Untuk mengatasi berbagai permasalahan yang timbul dalam pengukuran kinerja keuangan berdasarkan data akuntansi, maka timbullah pemikiran pengukuran kinerja keuangan berdasarkan nilai (value based). Pengukuran tersebut dapat dijadikan dasar bagi manajemen perusahaan dalam pengelolaan modalnya, rencana pembiayaan, wahana komunikasi dengan pemegang saham, serta dapat digunakan sebagai dasar dalam menentukan insentif bagi karyawan (Tunggal 2001). Dengan value based sebagai alat pengukur kinerja perusahaan, manajemen dituntut untuk meningkatkan nilai perusahaan. Pengukuran value added yang telah banyak dikemukakan dalam beberapa tulisan maupunpenelitian adalah Economic Value Added (EVA). Paradigma pengukuran value added yang belum begitu banyak dikemukakan adalah Financial Value Added (FVA). Selain FVA, Net Value Added (NVA) juga merupakan pengukuran value added yang mengukur nilai tambah untuk pemegang saham melalui keputusan investasi perusahaan (Patel dan Cherukuri). Kajian ini hanya akan memaparkan pengukuran value added dengan menggunakan Financial Value Added. Sebelumnya akan diuraikan pengukuran kinerja dengan menggunakan financial ratio dan pengukuran nilai tambah dengan menggunakan Economic Value Added sebagai dasar pembanding.
FINANCIAL RATIO
Metode yang paling sering digunakan untuk mengukur kinerja keuangan adalah financial ratio, yang dianalisis dari laporan keuangan perusahaan. Analisis laporan laporan keuangan dapat dilakukan dengan menghitung berbagai macam rasio. Emery dan Finnerty (1997) mengelompokkan rasio keuangan dalam enam kelompok, yaitu: liquidity ratio, asset activity ratio, leverage ratio, coverage ratio, profitability ratio dan market value ratio.
Penggunaan financial ratio sangatlah penting, terutama dalam analisis fundamental. Analisis ini mencakup keadaan fundamental dari perusahaan yang dianalisis serta industri baik industri perusahaan yang dianalisis maupun industri lain yang terkait. Financial ratio membantu perusahaan dalam mengidentifikasi berbagai kekuatan dan kelemahan perusahaan (Keown 1996:94). Selanjutnya, menurut Keown terdapat dua cara untuk membandingkan data keuangan perusahaan, yakni:
- Dengan analisis trend, yaitu membandingkan financial ratio antar waktu dan
- Dengan analisis comparative, yaitu membandingkan financial ratio suatu perusahaan dengan perusahaan lainnya.

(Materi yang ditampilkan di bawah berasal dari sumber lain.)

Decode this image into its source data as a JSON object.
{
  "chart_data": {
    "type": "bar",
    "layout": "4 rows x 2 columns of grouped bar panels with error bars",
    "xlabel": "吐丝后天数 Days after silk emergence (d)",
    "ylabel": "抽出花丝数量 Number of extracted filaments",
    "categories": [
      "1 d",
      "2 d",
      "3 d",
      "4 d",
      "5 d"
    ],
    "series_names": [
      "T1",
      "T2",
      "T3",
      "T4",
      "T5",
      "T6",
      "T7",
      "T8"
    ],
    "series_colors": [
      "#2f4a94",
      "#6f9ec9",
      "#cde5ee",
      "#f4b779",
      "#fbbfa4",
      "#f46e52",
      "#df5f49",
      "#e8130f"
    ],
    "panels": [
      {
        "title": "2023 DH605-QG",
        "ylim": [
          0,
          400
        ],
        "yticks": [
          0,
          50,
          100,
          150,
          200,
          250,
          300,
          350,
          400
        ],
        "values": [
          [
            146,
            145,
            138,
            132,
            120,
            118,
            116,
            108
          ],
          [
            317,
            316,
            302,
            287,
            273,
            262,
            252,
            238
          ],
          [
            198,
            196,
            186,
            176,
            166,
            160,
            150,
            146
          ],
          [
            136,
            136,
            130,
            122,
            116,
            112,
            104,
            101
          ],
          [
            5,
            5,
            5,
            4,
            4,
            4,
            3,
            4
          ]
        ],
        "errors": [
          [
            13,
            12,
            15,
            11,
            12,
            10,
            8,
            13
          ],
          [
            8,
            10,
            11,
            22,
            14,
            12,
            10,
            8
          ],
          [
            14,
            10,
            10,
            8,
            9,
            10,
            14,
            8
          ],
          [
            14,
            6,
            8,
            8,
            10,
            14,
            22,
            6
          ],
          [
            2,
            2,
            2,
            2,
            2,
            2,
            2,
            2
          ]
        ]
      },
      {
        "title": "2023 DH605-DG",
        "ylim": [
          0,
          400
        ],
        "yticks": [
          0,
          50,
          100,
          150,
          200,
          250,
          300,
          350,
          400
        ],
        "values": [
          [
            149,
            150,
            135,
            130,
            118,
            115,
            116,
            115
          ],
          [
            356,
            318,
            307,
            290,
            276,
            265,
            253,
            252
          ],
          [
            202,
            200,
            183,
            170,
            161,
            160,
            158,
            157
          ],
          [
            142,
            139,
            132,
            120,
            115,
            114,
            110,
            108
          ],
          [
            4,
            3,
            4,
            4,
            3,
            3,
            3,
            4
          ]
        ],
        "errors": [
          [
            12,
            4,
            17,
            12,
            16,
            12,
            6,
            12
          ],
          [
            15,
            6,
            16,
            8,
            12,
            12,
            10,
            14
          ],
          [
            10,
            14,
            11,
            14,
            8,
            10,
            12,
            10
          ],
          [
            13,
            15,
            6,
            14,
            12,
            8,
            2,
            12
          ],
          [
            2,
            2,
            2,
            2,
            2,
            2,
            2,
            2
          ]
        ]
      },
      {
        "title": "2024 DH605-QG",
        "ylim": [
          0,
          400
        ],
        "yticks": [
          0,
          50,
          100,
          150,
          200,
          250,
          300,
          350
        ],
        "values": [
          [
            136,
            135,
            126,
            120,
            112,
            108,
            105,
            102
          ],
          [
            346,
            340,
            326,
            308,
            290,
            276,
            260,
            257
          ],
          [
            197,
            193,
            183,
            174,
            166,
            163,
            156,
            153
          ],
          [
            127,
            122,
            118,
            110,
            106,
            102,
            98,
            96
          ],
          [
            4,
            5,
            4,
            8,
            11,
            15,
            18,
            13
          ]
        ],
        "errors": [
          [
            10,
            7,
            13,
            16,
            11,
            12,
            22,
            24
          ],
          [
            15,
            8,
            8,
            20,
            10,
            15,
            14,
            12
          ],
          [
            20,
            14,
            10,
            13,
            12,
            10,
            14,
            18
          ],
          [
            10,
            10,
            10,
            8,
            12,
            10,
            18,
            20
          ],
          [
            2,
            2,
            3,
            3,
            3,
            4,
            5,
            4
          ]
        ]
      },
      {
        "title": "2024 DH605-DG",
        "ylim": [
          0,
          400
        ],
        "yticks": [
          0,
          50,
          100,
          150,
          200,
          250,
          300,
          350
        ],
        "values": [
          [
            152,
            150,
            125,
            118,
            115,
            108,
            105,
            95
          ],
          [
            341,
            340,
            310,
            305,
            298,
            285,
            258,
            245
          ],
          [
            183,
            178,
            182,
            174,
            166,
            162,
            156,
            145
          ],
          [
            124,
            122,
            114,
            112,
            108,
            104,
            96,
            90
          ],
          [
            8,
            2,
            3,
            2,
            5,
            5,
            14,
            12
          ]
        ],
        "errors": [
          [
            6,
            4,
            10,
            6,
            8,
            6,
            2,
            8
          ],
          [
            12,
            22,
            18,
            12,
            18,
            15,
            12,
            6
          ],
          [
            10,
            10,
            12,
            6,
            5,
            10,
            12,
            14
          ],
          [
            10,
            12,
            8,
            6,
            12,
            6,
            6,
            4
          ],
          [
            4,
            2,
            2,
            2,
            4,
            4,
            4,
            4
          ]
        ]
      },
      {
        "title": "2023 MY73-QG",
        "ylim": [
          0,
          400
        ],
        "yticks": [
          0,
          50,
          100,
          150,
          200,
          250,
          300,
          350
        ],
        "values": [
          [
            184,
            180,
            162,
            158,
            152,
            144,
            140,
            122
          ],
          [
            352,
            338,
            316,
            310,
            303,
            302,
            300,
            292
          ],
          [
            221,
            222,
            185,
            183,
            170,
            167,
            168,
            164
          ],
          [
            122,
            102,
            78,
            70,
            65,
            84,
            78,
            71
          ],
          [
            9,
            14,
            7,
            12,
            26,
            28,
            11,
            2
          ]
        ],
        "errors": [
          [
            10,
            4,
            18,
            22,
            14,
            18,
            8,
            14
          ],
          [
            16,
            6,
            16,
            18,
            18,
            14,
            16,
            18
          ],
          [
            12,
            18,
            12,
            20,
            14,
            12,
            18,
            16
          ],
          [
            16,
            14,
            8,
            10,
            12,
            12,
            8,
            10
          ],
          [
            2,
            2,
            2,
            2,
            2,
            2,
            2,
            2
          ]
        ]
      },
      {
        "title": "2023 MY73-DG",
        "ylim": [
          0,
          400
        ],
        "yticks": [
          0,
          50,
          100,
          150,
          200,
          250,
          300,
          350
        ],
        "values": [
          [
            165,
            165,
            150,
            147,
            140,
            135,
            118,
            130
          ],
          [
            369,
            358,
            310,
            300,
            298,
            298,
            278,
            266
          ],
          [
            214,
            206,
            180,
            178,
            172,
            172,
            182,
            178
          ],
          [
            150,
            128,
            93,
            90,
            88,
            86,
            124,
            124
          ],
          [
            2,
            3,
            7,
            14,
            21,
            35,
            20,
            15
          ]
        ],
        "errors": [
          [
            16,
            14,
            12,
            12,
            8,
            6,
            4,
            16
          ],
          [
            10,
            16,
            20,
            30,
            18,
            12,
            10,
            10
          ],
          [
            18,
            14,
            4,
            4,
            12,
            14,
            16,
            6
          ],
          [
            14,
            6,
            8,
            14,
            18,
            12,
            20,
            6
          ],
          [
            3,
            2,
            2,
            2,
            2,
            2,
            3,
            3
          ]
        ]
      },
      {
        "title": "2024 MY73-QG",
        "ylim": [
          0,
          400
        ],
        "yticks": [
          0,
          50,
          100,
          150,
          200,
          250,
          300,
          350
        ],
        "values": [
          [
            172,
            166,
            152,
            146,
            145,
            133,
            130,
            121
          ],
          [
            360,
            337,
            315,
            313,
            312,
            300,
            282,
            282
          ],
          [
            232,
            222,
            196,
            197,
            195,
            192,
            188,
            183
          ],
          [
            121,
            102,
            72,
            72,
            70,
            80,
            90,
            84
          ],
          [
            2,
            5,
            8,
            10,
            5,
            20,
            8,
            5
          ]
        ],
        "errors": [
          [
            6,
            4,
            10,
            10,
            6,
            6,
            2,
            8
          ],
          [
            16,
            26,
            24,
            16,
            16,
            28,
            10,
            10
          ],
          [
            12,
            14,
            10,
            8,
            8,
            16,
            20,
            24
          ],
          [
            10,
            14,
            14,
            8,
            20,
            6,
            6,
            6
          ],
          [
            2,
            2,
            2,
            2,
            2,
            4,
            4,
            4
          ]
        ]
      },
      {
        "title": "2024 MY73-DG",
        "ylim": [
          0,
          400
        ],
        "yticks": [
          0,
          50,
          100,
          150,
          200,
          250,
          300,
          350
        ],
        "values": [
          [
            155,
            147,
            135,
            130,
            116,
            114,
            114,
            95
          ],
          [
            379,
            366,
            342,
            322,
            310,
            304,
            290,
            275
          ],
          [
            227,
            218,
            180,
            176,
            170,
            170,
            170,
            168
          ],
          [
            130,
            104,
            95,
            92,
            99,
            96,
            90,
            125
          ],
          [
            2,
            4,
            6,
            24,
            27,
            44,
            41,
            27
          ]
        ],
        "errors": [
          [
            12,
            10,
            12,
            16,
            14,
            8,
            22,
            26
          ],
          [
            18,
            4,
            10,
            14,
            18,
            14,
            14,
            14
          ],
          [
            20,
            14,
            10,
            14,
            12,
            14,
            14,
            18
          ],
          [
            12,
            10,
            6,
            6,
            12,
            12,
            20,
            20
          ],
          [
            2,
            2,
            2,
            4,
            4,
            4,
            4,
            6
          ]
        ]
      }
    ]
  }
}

Kelebihan dari penggunaan financial ratio sebagai pengukur kinerja keuangan adalah karena mudahnya dalam proses perhitungannya, selama data yang dibutuhkan tersedia dengan lengkap. Namun disisi lain terdapat kelemahankelemahan dari financial ratio tersebut yang akan diuraikan pada sesi berikut.
Kelemahan Financial Ratio
Kelemahan dari financial ratio adalah karena perhitungannya berdasarkan data akuntansi. Salah satu kelemahan dari pengukur akuntansi adalah rasio-rasio tersebut dihasilkan dari nilai buku. Dengan demikian, nilainya tidak mencerminkan nilai yang ada di pasar (Yanindya 1998). Misalnya, jika terdapat dua perusahaan yang identik, baik asset maupun struktur modalnya, namun berbeda waktu pendiriannya, maka perusahaan yang lebih dulu berdiri memiliki laba bersih yang lebih besar dibandingkan dengan perusahaan yang berdirikemudian. Hal ini tentu saja dapat dipahami, karena perusahaan yang lebih dahulu berdiri cenderung memiliki nilai penyusutan lebih yang lebih kecil.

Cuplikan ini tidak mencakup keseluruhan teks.